A team of astronomers, including University of Hawaii at Manoa astronomer Eugene Magnier, used the 10-metre Keck II and Pan-STARRS1 telescopes in Hawaii to find a star that breaks the galactic speed record. It travels at about 1,200 kilometres per second (about 2.7 million mph), a speed that will enable the star to escape from our Milky Way galaxy.
“At that speed, you could travel from Earth to the Moon in 5 minutes,” Magnier commented.
The team showed that unlike the half-dozen other known escaping stars, this compact star was ejected from an extremely tight binary by a thermonuclear supernova explosion. These results were published in the March 6th issue of the journal Science.

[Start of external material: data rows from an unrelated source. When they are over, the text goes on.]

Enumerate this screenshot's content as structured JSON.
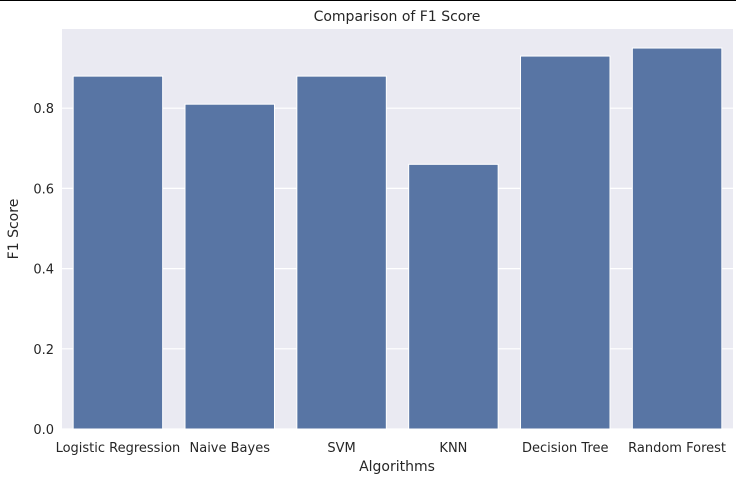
{
  "chart_data": {
    "type": "bar",
    "title": "Comparison of F1 Score",
    "xlabel": "Algorithms",
    "ylabel": "F1 Score",
    "categories": [
      "Logistic Regression",
      "Naive Bayes",
      "SVM",
      "KNN",
      "Decision Tree",
      "Random Forest"
    ],
    "values": [
      0.88,
      0.81,
      0.88,
      0.66,
      0.93,
      0.95
    ],
    "ylim": [
      0,
      0.9975
    ],
    "yticks": [
      "0.0",
      "0.2",
      "0.4",
      "0.6",
      "0.8"
    ],
    "grid": true,
    "colors": {
      "bar": "#5875a4",
      "plot_background": "#eaeaf2",
      "grid": "#ffffff",
      "text": "#262626"
    }
  }
}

Stars like the Sun are bound to our Galaxy by its gravity and orbit its centre at relatively moderate velocities, tens to a few hundreds of kilometres per second. Only a few so-called hypervelocity stars are known that travel so fast that they are unbound. A close encounter with the supermassive black hole at the centre of the Milky Way is usually considered the most plausible mechanism for enabling these stars to escape from the Galaxy.
Stephan Geier (European Southern Observatory, Garching, Germany) led the team that observed the known high-velocity star, US 708, with the Echellette Spectrograph and Imager on the Keck II telescope to measure its distance and radial velocity component, that is, how fast it is moving away from us. By carefully combining position measurements from digital archives with newer positions measured from images taken during the Pan-STARRS1 survey, they were also able to derive the tangential component of the star’s velocity, or how fast it is moving perpendicular to us.
“By observing the sky repeatedly over several years, the Pan-STARRS1 survey, let us make a movie of the motions of the stars in the sky. That enables us to study the behaviors of extremely rare and weird stars like US 708,” Magnier explained.
By putting all the measurements together, they determined the total velocity of the star is 1,200 kilometres per second, much higher than the velocities of the other known stars in our Galaxy. More importantly, the trajectory of US 708 allows them to rule out the galactic centre, and therefore, its supermassive black hole, as the possible cause of US 708’s extreme velocity.
US 708 has additional peculiar properties that are in marked contrast to other hypervelocity stars: it is a rapidly rotating, compact helium star that probably formed as a result of interaction with a close companion. Helium stars are the remnant of a formerly massive star that has lost its hydrogen envelope.
Animation of the mass-transfer phase to a white dwarf followed by a double-detonation supernova that leads to the ejection of US 708 from the Galaxy. Image credit: NASA, ESA and P. Ruiz-Lapuente, cut and coloured by S. Geier
Thus, US 708 could have originally been part of an ultracompact binary system in which it transferred helium to a massive white dwarf companion, ultimately triggering a thermonuclear explosion known as a type Ia supernova. As a result of this explosion, the surviving companion, US 708, was violently ejected from the disrupted binary, and is now travelling at an extremely high velocity.
These results provide observational evidence that there is a link between helium stars and thermonuclear supernovae, and are a step toward understanding the progenitor systems of these mysterious explosions.